Я и не подозревал, что этот мягкий призыв к доброжелательности окажется для него хуже плевка в лицо. Оказывается, я заговорил с ним как с душевнобольным, употребил снисходительный тон важных шишек от психиатрии, которые упекли его в дурдом ради его же блага. Но теперь никто не посмеет говорить с ним как с сумасшедшим, смотреть на него как на сумасшедшего, и никто больше не будет указывать ему, что для него лучше, да еще таким тоном, будто обращается к сумасшедшему. Или того хуже – к ребенку. Изрыгая свою гневную речь, он встрял между мной и лазом на крышу, подхватив бутылку самогона, но, судя по тому, как он сжимал ее горлышко в кулаке, отнюдь не для того, чтобы хлебнуть оттуда последний глоток. Его ярость напугала меня больше, чем головокружение. Увернувшись от удара бутылкой по черепу, я попытался улизнуть поверху, цепляясь за каминные трубы, и перевалил через гребень в надежде добраться до крыши соседнего дома. На мгновение мне показалось, что я выпутался. В полумраке угадывалось столько других крыш, дверей, люков, лестниц – одна мне вполне сгодилась бы, чтобы вырваться из этого кошмара. Но кошмар затеял меня преследовать и, догнав, стал осыпать пинками. Я уже не понимал, хотел ли этот мерзавец всего лишь наподдать мне по заду или же сбросить вниз. Защищаясь от ударов, я схватил его за щиколотку, он замахал руками, а когда я его выпустил, упал навзничь и исчез в темноте.

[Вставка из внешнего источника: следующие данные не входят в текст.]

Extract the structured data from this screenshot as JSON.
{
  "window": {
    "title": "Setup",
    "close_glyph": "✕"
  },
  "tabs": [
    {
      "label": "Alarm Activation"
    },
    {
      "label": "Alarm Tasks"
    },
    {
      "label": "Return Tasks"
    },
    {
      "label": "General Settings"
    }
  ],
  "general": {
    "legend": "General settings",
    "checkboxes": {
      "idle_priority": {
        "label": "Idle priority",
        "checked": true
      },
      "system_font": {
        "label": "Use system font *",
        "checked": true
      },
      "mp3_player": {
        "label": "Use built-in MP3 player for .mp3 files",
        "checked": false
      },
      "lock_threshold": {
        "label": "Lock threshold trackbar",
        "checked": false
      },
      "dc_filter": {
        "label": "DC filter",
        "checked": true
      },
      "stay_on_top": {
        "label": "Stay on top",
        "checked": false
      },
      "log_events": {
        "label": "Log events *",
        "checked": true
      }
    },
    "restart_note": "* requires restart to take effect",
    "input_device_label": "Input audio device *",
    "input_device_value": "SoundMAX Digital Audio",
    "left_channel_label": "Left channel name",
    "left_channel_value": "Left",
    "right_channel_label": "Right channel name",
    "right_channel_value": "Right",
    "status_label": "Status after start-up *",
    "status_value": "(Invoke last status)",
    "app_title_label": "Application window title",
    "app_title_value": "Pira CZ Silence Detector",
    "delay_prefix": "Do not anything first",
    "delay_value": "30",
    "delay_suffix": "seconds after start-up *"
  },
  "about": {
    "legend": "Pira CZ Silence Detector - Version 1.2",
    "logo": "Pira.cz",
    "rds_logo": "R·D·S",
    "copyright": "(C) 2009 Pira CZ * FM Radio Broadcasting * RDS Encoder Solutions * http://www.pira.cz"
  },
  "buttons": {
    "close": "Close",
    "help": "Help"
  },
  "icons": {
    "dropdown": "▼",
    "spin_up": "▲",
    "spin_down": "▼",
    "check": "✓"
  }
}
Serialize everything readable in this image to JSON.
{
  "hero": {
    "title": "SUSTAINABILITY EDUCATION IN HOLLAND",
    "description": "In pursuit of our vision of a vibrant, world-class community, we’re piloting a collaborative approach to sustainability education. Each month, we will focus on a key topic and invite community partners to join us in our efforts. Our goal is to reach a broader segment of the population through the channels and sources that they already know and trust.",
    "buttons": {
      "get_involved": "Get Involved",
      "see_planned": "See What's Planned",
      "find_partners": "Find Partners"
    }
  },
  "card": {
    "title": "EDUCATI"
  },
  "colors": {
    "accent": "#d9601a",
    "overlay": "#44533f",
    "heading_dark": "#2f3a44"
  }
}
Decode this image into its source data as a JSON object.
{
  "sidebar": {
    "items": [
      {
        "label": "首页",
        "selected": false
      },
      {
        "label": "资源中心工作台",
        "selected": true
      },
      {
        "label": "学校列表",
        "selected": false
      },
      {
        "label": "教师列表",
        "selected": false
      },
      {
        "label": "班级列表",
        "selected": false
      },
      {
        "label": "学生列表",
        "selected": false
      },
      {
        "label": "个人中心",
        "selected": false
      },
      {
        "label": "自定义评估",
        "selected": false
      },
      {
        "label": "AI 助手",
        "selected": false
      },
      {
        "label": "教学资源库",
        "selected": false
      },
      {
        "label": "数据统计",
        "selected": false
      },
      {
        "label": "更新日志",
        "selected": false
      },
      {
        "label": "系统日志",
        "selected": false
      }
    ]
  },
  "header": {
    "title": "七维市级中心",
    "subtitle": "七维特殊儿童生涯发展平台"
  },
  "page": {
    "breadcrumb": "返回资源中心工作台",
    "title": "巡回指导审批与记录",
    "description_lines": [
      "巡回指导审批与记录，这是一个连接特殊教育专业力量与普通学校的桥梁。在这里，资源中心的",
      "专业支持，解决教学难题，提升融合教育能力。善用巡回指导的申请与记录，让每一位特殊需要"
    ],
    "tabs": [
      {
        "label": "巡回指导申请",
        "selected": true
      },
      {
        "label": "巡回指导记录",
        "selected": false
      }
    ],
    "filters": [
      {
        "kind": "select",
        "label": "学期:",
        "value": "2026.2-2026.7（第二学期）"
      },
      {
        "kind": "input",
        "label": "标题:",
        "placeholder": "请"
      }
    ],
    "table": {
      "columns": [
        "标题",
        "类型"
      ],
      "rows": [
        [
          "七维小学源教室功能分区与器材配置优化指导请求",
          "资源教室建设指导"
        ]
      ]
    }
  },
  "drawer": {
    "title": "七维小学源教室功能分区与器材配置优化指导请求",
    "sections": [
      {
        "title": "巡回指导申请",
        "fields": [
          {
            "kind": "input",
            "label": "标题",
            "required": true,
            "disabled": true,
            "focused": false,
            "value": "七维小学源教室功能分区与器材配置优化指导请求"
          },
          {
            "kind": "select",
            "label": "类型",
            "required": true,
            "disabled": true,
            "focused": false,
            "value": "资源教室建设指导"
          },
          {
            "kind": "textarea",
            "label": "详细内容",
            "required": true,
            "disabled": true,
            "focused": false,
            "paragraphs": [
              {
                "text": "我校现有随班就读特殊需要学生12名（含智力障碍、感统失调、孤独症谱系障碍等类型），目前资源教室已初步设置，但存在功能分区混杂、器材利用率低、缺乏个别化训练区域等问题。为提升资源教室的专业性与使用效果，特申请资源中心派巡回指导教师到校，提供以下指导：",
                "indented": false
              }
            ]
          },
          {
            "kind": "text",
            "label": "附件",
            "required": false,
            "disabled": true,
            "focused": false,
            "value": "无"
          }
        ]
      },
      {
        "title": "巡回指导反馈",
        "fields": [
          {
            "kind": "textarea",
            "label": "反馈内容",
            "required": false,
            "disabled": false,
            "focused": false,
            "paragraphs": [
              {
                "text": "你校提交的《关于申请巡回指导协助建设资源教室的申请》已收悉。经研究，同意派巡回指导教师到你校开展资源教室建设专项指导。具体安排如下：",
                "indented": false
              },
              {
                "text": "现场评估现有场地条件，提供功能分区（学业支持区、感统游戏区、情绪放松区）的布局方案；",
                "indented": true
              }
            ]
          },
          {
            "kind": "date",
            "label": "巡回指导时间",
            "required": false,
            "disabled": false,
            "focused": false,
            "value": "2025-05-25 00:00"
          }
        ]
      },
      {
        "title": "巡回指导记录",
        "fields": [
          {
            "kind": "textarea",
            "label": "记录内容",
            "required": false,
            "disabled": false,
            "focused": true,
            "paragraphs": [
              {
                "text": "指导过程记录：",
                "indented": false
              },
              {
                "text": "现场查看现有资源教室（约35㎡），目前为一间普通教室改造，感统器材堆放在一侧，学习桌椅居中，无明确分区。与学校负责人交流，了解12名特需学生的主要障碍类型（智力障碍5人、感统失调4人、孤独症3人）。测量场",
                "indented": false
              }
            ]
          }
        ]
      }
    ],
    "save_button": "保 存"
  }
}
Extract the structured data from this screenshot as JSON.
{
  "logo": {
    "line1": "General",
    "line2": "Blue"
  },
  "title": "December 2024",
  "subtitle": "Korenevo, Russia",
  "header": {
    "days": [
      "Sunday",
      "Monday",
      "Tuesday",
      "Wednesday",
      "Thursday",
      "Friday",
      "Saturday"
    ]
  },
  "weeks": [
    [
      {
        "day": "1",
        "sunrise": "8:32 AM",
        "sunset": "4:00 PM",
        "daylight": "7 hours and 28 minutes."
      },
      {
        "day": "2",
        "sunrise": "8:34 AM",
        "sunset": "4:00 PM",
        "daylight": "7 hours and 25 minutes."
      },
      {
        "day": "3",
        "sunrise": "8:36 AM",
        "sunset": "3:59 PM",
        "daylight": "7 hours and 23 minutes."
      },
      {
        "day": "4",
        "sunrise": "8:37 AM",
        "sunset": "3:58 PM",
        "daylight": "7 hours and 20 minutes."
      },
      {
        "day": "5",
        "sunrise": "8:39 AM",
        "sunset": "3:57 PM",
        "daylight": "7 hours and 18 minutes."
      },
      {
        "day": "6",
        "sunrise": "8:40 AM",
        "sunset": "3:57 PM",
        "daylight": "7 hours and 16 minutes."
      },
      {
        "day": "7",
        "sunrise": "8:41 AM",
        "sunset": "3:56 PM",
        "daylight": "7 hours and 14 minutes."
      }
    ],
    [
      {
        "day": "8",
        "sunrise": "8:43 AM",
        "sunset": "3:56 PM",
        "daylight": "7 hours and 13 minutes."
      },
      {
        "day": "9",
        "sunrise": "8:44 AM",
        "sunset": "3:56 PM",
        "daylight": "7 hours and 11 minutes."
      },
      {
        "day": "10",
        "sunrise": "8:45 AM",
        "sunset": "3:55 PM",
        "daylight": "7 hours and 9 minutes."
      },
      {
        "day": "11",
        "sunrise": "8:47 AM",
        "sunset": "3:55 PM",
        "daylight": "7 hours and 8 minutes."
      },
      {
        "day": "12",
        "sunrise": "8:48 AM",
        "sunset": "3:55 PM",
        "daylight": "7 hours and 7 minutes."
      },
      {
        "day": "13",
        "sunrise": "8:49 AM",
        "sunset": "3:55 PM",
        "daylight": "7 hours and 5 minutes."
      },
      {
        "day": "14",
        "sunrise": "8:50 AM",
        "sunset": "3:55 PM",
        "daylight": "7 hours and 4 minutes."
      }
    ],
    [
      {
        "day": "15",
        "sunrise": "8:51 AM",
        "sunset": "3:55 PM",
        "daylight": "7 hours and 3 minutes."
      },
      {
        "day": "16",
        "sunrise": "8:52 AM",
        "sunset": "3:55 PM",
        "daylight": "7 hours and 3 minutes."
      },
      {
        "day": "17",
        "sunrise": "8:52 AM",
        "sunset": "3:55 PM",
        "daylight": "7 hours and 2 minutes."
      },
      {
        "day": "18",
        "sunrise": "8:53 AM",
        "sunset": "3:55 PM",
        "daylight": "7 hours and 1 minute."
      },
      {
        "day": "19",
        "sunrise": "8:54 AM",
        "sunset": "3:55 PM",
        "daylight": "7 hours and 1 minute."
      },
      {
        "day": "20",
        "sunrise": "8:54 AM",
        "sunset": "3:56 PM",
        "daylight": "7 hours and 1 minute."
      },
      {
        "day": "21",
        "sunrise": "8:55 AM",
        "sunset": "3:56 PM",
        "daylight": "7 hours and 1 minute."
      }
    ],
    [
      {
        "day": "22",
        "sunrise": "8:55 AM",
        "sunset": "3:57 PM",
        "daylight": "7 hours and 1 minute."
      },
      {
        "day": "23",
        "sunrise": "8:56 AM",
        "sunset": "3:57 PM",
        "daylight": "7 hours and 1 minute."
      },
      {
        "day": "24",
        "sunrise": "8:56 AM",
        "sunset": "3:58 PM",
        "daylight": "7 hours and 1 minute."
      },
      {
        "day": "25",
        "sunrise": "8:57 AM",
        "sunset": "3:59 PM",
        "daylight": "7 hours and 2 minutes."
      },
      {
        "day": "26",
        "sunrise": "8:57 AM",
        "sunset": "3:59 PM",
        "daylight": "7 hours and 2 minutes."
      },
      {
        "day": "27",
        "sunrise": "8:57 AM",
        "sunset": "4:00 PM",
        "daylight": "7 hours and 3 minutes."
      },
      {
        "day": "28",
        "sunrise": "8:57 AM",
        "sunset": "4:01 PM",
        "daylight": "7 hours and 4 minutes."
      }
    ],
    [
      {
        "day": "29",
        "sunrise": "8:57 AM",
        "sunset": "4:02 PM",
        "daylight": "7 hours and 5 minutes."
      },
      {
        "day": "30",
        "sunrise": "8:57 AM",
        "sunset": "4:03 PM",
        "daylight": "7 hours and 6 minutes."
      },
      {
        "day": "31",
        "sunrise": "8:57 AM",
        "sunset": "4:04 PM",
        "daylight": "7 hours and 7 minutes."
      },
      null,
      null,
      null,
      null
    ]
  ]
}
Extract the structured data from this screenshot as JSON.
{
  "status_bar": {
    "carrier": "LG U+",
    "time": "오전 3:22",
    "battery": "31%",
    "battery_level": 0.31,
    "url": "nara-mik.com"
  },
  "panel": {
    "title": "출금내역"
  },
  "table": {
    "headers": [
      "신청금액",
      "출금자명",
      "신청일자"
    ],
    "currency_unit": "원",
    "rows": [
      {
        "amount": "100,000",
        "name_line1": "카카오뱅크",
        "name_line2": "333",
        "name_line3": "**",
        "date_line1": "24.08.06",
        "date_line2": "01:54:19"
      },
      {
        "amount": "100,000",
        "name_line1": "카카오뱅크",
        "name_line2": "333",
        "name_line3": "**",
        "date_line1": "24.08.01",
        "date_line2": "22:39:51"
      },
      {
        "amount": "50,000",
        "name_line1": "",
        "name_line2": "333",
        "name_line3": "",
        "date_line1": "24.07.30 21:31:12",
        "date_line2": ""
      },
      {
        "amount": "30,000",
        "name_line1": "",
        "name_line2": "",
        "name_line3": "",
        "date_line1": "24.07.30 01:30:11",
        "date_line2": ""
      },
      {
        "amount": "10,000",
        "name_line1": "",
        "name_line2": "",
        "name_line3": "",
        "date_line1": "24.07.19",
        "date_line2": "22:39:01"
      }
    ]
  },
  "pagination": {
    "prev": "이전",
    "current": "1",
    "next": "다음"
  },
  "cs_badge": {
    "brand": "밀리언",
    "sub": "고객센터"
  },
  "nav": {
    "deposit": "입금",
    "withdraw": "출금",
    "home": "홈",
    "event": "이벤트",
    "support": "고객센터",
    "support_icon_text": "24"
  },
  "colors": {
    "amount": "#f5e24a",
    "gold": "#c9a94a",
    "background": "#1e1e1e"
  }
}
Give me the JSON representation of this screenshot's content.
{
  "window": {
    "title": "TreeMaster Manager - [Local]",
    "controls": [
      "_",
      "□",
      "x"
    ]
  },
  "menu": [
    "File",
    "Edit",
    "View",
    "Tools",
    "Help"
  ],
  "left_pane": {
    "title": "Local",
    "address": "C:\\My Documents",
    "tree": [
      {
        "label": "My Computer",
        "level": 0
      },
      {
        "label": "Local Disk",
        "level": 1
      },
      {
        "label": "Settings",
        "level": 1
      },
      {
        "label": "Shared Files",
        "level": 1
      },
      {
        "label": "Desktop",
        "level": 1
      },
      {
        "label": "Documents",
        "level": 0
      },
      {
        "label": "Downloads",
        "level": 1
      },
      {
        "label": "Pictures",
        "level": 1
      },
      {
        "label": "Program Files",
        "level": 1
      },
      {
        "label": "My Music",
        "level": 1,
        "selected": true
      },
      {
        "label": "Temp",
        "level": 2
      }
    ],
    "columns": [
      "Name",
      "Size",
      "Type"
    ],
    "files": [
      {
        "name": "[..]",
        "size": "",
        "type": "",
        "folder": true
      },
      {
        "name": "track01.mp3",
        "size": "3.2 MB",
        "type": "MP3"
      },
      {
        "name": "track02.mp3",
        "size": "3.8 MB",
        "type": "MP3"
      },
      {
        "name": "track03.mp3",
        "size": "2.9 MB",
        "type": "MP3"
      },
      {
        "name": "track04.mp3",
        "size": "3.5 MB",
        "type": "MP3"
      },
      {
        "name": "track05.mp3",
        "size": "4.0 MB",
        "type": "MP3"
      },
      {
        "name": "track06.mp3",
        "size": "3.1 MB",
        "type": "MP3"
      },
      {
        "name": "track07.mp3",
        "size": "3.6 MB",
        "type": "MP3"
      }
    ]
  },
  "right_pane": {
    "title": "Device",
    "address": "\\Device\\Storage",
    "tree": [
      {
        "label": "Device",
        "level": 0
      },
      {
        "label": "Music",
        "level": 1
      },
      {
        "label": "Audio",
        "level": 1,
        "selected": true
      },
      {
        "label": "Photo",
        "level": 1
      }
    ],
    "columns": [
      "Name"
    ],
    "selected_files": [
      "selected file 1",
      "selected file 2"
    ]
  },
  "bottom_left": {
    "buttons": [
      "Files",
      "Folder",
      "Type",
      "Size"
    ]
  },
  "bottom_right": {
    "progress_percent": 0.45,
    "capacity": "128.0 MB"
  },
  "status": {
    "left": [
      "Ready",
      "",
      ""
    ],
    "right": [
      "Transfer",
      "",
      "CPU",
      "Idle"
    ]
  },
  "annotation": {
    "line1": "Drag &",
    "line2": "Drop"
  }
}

Вместо хриплого воя, выражавшего ужас, я расслышал лишь жалобные поскуливания животного, попавшего в западню.
Я по-пластунски пополз по кровельному железу и заглянул вниз: его тело висело над пустотой, лица я не видел, только скрюченные пальцы, впившиеся в водосточный желоб.
Одно лишь опьянение, большое опьянение умеет искривлять время, растягивать его до бесконечности, затормаживать любую спешку. Этот миг длился не дольше дыхания, однако я умудрился наполнить его какой-то нескончаемой, прямо-таки судебной волокитой.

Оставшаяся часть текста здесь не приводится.